Artemis Alcalay hat unter Druck gearbeitet. Vor Kurzem hat die Malerin ein Projekt abgeschlossen, mit dem sie sich fast ein Jahrzehnt lang beschäftigt hatte. Seit 2012 hat sie griechische Schoa-Überlebende fotografiert. Sie reiste durch ganz Griechenland und um die halbe Welt für ein Foto und ein Statement, das auf Video aufgenommen wurde.
Wegen der Pandemie und der damit verbundenen Einschränkungen musste sie das Projekt früher beenden, als sie ursprünglich geplant hatte. Denn zu groß war die Sorge, der direkte Kontakt zu den Überlebenden könne vielleicht nicht mehr möglich sein, wenn die Pandemie eines Tages endlich vorbei sein wird und man jederzeit wieder überall hinreisen kann.
galerie Nun hat sich Artemis Alcalay zusammen mit ihrer Kuratorin, der Kunsthistorikerin Eugenia Alexaki, entschlossen, die Porträts nicht nur in einer Galerie, sondern auch online auszustellen. Entstanden sind 67 Bilder von Überlebenden der Todeslager der Nazis, 60 davon werden nun veröffentlicht. Es sind Fotografien von Menschen, die mit dem Porträt die Herrschaft über die eigene Erinnerung demonstrieren.
Alcalay hat auf einfühlsame Weise jede porträtierte Person bestimmen lassen, wie sie sich darstellt und welche Geschichte sie in dem Videoclip erzählen möchte.

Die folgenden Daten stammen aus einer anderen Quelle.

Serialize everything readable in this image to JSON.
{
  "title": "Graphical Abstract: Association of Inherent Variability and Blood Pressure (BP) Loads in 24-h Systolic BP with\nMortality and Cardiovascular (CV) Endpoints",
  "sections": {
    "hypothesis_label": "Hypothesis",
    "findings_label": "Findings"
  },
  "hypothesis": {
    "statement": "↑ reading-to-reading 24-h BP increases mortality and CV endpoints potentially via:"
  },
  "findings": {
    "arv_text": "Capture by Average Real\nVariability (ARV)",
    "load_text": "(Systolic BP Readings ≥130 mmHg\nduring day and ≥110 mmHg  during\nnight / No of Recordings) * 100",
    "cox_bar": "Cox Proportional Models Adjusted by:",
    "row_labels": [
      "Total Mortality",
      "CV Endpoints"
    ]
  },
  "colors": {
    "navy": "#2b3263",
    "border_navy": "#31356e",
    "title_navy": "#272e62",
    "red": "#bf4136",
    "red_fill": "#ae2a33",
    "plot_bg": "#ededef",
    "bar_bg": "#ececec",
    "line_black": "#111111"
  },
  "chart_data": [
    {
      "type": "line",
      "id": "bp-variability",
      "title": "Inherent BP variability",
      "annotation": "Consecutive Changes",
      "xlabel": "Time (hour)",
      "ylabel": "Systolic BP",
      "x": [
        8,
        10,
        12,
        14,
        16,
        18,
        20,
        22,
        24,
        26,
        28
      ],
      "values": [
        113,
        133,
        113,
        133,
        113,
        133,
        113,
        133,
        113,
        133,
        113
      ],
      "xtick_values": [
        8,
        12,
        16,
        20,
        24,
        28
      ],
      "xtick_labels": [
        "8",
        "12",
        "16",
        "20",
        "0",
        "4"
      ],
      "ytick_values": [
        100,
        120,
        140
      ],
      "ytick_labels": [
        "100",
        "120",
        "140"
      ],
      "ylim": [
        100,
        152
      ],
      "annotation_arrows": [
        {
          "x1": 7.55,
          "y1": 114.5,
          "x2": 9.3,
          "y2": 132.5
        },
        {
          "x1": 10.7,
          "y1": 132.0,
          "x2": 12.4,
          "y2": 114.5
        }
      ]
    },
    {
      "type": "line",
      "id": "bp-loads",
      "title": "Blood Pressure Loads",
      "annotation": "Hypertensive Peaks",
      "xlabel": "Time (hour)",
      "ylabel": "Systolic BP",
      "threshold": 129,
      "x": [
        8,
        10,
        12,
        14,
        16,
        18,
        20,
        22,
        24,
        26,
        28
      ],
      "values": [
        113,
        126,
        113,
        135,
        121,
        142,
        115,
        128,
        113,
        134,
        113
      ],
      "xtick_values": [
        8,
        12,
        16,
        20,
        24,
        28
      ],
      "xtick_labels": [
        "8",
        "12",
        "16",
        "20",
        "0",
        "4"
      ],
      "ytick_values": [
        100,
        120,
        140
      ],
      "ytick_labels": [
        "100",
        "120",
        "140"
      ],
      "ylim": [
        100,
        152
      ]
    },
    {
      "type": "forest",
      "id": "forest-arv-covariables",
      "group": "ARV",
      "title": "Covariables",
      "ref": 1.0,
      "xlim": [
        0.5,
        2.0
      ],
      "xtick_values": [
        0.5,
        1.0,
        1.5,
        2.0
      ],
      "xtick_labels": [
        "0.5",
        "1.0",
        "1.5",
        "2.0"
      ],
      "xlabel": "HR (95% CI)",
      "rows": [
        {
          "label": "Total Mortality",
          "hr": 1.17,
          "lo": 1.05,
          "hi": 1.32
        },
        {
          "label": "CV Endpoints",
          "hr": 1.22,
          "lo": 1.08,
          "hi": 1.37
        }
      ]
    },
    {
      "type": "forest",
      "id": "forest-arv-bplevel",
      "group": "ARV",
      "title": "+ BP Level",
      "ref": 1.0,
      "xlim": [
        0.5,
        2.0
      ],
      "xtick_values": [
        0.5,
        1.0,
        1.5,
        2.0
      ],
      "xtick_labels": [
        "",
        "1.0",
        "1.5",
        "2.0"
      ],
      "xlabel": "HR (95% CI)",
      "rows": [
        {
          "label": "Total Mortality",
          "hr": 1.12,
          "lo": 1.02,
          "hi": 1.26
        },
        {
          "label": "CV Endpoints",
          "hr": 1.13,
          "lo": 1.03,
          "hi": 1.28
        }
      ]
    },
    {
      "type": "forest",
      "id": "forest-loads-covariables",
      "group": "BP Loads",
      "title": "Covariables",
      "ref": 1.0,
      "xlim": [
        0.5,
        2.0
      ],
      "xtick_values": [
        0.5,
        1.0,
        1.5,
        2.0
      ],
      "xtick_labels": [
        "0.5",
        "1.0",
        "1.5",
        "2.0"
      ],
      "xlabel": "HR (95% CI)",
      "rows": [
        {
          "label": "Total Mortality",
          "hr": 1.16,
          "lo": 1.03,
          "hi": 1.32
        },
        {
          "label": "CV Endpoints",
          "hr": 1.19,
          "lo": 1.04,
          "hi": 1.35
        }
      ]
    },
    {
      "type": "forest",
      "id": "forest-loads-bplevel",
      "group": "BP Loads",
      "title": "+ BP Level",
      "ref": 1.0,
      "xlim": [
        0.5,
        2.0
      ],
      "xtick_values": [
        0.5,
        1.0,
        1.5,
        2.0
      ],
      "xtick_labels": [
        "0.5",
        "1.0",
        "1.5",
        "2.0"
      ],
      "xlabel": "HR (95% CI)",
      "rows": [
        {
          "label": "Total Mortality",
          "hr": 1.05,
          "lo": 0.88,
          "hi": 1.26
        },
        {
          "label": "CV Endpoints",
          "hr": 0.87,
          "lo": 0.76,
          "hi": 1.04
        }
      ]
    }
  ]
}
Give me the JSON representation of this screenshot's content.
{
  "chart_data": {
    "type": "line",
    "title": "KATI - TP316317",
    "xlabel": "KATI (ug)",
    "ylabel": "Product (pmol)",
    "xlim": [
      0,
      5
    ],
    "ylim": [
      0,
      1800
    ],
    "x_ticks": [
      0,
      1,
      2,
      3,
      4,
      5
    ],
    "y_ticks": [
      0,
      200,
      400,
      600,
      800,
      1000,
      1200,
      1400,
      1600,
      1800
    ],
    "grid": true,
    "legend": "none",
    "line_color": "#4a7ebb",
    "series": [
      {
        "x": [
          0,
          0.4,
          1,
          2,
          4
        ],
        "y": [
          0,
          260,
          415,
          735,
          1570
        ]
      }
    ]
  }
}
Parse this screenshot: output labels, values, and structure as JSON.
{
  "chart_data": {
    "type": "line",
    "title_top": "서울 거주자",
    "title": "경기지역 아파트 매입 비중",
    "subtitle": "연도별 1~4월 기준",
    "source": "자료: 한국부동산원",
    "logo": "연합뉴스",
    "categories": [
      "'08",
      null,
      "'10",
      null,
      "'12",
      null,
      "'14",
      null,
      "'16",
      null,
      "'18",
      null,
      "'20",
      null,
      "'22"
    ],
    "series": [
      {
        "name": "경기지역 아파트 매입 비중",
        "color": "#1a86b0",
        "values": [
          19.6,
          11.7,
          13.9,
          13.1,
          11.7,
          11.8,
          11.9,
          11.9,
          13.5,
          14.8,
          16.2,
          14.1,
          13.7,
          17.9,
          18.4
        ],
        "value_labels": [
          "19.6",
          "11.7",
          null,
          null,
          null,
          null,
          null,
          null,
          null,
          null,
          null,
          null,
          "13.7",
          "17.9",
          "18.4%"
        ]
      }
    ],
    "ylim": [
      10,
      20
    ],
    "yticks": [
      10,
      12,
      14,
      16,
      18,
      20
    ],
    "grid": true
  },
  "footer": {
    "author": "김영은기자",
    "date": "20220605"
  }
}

Alcalay hat auf einfühlsame Weise jede porträtierte Person bestimmen lassen, wie sie sich darstellt und welche Geschichte sie in dem Videoclip erzählen möchte. »Die Würde der Menschen stand immer im Vordergrund«, erklärt die Künstlerin. Alle ihre Modelle konnten über das reden, was sie selbst wollten. Alcalay stellte Fragen, aber hielt sich zurück, drängte die Gespräche nicht in bestimmte Richtungen.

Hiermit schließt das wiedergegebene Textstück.